Le Travailleur normand, Rouen, 13 octobre 1901, p. 3.
1905
Le Cinématographe automobile (4 août 1905)
Une voiture de la société " le Cinématographe automobile ", une entreprise originale d'Alfred Bréard accompagne le Concours de Véhicules Industriels, organisé par l'Automobile Club de France du 28 juillet au 8 août 1905, qui conduit les voitures de Paris à Compiègne, puis à Amiens, Dieppe, Le Havre et retour à Paris. Cet événement croise la route de la Grande Semaine Maritime Française qui se déroule, précisément au Havre :
La Grande Semaine Maritime.
[...]
Pour l'instant soyons moins graves : ce soir bal, demain banquet - c'est le sixième, - puis concert et, réjouissance suprême, cinématographe automobile.

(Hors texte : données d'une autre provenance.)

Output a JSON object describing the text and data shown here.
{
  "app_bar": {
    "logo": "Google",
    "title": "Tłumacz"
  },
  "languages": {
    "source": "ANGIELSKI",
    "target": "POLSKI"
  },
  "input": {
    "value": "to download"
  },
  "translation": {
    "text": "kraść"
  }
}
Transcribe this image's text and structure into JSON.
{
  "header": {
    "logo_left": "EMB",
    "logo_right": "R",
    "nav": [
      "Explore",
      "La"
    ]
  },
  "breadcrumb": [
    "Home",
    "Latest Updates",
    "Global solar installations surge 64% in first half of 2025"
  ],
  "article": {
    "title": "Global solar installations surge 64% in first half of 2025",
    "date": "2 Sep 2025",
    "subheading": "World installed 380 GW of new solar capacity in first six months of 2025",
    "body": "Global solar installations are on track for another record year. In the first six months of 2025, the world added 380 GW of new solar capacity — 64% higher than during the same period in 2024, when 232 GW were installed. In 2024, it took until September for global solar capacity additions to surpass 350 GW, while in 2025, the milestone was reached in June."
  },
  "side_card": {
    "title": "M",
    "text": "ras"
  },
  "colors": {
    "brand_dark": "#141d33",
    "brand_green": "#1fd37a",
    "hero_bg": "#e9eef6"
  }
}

Ce cinématographe suit, paraît-il les concurrents depuis le départ de Paris, et partout où il s'arrête son imprésario procède à une lucrative séance. Il fait partie de la troupe.
Frantz Reichel.
Le Figaro, Paris, 4 août 1905, p. 3.
Une autre coupure de presse nous offre quelques informations complémentaires :
FÊTES AU HAVRE
GRANDE SEMAINE NAUTIQUE
[...]
Toute la journée du lendemain, une foule nombreuse ne cessa de circuler sous les Halles dans l'intéressant exposition des véhicules. L'après-midi, vers cinq heures, eut lieu le concert par la musique de la Douane et la distribution des prix. Le soir le cinématographe automobile divertit grandement la nombreuse assistance qui se pressait devant l'estrade où tour à tout jouèrent la "Fanfare Gravillaise" et la "Dampierre".
G.-D. QUOIST.
La Revue comique normande, 6 août 1905, p. 2.
Le Cinématographe revient ensuite à Paris.